Untuk melanjutkan perjalanan ke puncak gunung, saya dan Fadwa memutuskan berpindah ke mobil double cabin. Jalanan makin menanjak dan tikungan makin curam. Jika tidak melewati jurang, di samping kiri terhampar rimbunnya pohon kaktus. "Di Australia, bunga kaktus ini dijadikan selai dan harganya mahal," kata Mardiyah Chamim, Direktur Eksekutif Tempo Institute, yang satu mobil bersama kami.
Festival Fulan Fehan itu memang diprakarsai Badan Ekonomi Kreatif (Bekraf) bekerja sama dengan pemerintah daerah dan Tempo Institute melalui platform Indonesiana. Festival tahunan itu bertujuan melestarikan kebudayaan yang hidup di perbatasan agar tidak hilang ditelan waktu. "Festival ini untuk merayakan persahabatan di daerah perbatasan," kata Bupati Willy saat memberikan sambutannya.
Perjalanan sempat tersendat lantaran antrean masuk ke puncak. Terus terang, saya merasa jeri karena mobil sempat tersendat dan susah ditahan meski Vincent, pengemudi yang mengantar kami, terus menggerakkan kopling. Ia lalu berteriak kepada warga lokal yang menumpang di kabin belakang untuk turun dan mencari pengganjal roda agar mobil tidak terguling.
Begitu sampai di puncak, yang ternyata berupa hamparan sabana, rupanya ribuan penduduk sudah menyemut menunggu pergelaran puncak festival. Untuk berlindung dari panas matahari yang lumayan terik, mereka berpayung daun lontar yang dianyam sendiri. Di depan tenda dari jerami dan rotan itu, ada panggung yang memanfaatkan bukit Teletubbies tersebut. Panggung itu sudah siap mempertontonkan drama tari kolosal.

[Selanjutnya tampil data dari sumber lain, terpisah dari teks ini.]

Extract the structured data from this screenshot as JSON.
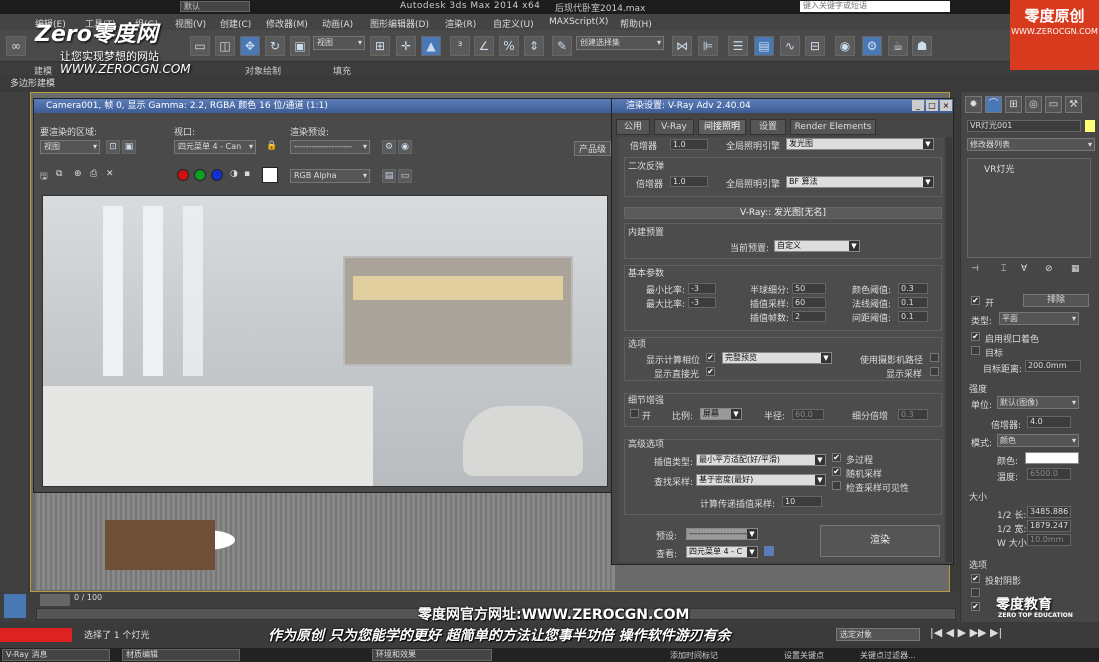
{
  "window": {
    "title": "Autodesk 3ds Max  2014 x64",
    "file": "后现代卧室2014.max",
    "workspace_label": "工作区:",
    "workspace_value": "默认",
    "help_search": "键入关键字或短语"
  },
  "menu": [
    "编辑(E)",
    "工具(T)",
    "组(G)",
    "视图(V)",
    "创建(C)",
    "修改器(M)",
    "动画(A)",
    "图形编辑器(D)",
    "渲染(R)",
    "自定义(U)",
    "MAXScript(X)",
    "帮助(H)"
  ],
  "toolbar": {
    "view_dropdown": "视图",
    "selection_set": "创建选择集"
  },
  "ribbon": {
    "tabs": [
      "建模",
      "对象绘制",
      "填充"
    ],
    "sub": "多边形建模"
  },
  "render_frame": {
    "title": "Camera001, 帧 0, 显示 Gamma: 2.2, RGBA 颜色 16 位/通道 (1:1)",
    "area_label": "要渲染的区域:",
    "area_value": "视图",
    "viewport_label": "视口:",
    "viewport_value": "四元菜单 4 - Can",
    "preset_label": "渲染预设:",
    "preset_value": "--------------------",
    "channel_value": "RGB Alpha",
    "right_button": "产品级",
    "swatch_colors": [
      "#d01010",
      "#10a020",
      "#1030d0",
      "#ffffff"
    ]
  },
  "render_settings": {
    "title": "渲染设置: V-Ray Adv 2.40.04",
    "tabs": [
      "公用",
      "V-Ray",
      "间接照明",
      "设置",
      "Render Elements"
    ],
    "active_tab": "间接照明",
    "primary": {
      "multiplier_label": "倍增器",
      "multiplier": "1.0",
      "engine_label": "全局照明引擎",
      "engine": "发光图"
    },
    "secondary": {
      "title": "二次反弹",
      "multiplier_label": "倍增器",
      "multiplier": "1.0",
      "engine_label": "全局照明引擎",
      "engine": "BF 算法"
    },
    "irradiance_header": "V-Ray:: 发光图[无名]",
    "builtin_preset": {
      "title": "内建预置",
      "current_label": "当前预置:",
      "current": "自定义"
    },
    "basic": {
      "title": "基本参数",
      "min_rate_label": "最小比率:",
      "min_rate": "-3",
      "max_rate_label": "最大比率:",
      "max_rate": "-3",
      "hsph_label": "半球细分:",
      "hsph": "50",
      "interp_label": "插值采样:",
      "interp": "60",
      "interp_frames_label": "插值帧数:",
      "interp_frames": "2",
      "clr_label": "颜色阈值:",
      "clr": "0.3",
      "nrm_label": "法线阈值:",
      "nrm": "0.1",
      "dist_label": "间距阈值:",
      "dist": "0.1"
    },
    "options": {
      "title": "选项",
      "show_calc_label": "显示计算相位",
      "show_calc_mode": "完整预览",
      "show_direct_label": "显示直接光",
      "use_camera_label": "使用摄影机路径",
      "show_samples_label": "显示采样"
    },
    "detail": {
      "title": "细节增强",
      "on_label": "开",
      "scale_label": "比例:",
      "scale": "屏幕",
      "radius_label": "半径:",
      "radius": "60.0",
      "mult_label": "细分倍增",
      "mult": "0.3"
    },
    "advanced": {
      "title": "高级选项",
      "interp_type_label": "插值类型:",
      "interp_type": "最小平方适配(好/平滑)",
      "lookup_label": "查找采样:",
      "lookup": "基于密度(最好)",
      "calc_pass_label": "计算传递插值采样:",
      "calc_pass": "10",
      "multipass_label": "多过程",
      "randomize_label": "随机采样",
      "check_vis_label": "检查采样可见性"
    },
    "footer": {
      "preset_label": "预设:",
      "preset": "--------------------",
      "view_label": "查看:",
      "view": "四元菜单 4 - C",
      "render_button": "渲染"
    }
  },
  "command_panel": {
    "object_name": "VR灯光001",
    "modifier_list": "修改器列表",
    "stack_item": "VR灯光",
    "general": {
      "on_label": "开",
      "exclude_button": "排除",
      "type_label": "类型:",
      "type_value": "平面",
      "enable_vp_label": "启用视口着色",
      "target_label": "目标",
      "target_dist_label": "目标距离:",
      "target_dist": "200.0mm"
    },
    "intensity": {
      "title": "强度",
      "units_label": "单位:",
      "units": "默认(图像)",
      "mult_label": "倍增器:",
      "mult": "4.0",
      "mode_label": "模式:",
      "mode": "颜色",
      "color_label": "颜色:",
      "color": "#ffffff",
      "temp_label": "温度:",
      "temp": "6500.0"
    },
    "size": {
      "title": "大小",
      "half_len_label": "1/2 长:",
      "half_len": "3485.886",
      "half_wid_label": "1/2 宽:",
      "half_wid": "1879.247",
      "w_label": "W 大小",
      "w": "10.0mm"
    },
    "options": {
      "title": "选项",
      "cast_shadows_label": "投射阴影"
    }
  },
  "timeline": {
    "frame": "0 / 100"
  },
  "status": {
    "selected": "选择了 1 个灯光",
    "select_object": "选定对象",
    "add_time_tag": "添加时间标记",
    "set_key": "设置关键点",
    "key_filter": "关键点过滤器..."
  },
  "taskbar": [
    "V-Ray 消息",
    "材质编辑",
    "环境和效果"
  ],
  "overlay": {
    "logo": "Zero零度网",
    "logo_sub": "让您实现梦想的网站",
    "logo_url": "WWW.ZEROCGN.COM",
    "corner": "零度原创",
    "corner_url": "WWW.ZEROCGN.COM",
    "subtitle_url": "零度网官方网址:WWW.ZEROCGN.COM",
    "subtitle_line": "作为原创 只为您能学的更好 超简单的方法让您事半功倍 操作软件游刃有余",
    "edu": "零度教育",
    "edu_sub": "ZERO TOP EDUCATION"
  }
}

Festival Fulan Fehan sudah dua tahun belakangan digelar. Tahun lalu, festival juga diadakan pada bulan yang sama, Oktober, di sisi lain bukit Teletubbies, untuk memperingati Sumpah Pemuda. Bekraf kemudian menggandeng Kementerian Pendidikan dan Kebudayaan serta Kementerian Pariwisata guna menggelar Festival Fulan Fehan untuk kedua kalinya.
Festival Persahabatan di Perbatasan
Dalam festival yang saya datangi itu, warga berpesta menonton pertunjukan drama tari musikal antama, yang berarti berburu di hutan. Ada sekitar 2.000 penari usia 11-18 tahun dari berbagai sekolah dan perguruan tinggi di Belu yang dilibatkan dalam drama tari antama atau berburu masuk hutan dalam perayaan ini.
Mereka dilatih Eko Supriyanto, atau lebih dikenal dengan nama panggung Eko Pece, dosen Seni Pertunjukan Institut Seni Indonesia Surakarta. Eko Pece adalah koreografer upacara pembukaan dan penutupan Asian Games 2018 yang menghebohkan warga Asia. "Semula hanya diikuti 1.200 penari, tapi selama latihan terus bertambah, orang datang dari berbagai desa. Mereka bawa alat musik sendiri, kain sendiri, minta diikutkan. Hingga akhirnya total ada 2.000 penari yang berlatih selama dua pekan," ucap Willy.
Willy mengatakan Festival Fulan Fehan menghadirkan festival dari pinggiran Indonesia untuk Indonesia. Festival juga diadakan untuk menunjukkan bahwa wilayah perbatasan Indonesia-Timor Leste ini menjadi wilayah perbatasan paling damai. "Kami ingin merajut Indonesia dari perbatasan sekaligus membikin perbatasan ini jadi paling aman di dunia," tutur Willy.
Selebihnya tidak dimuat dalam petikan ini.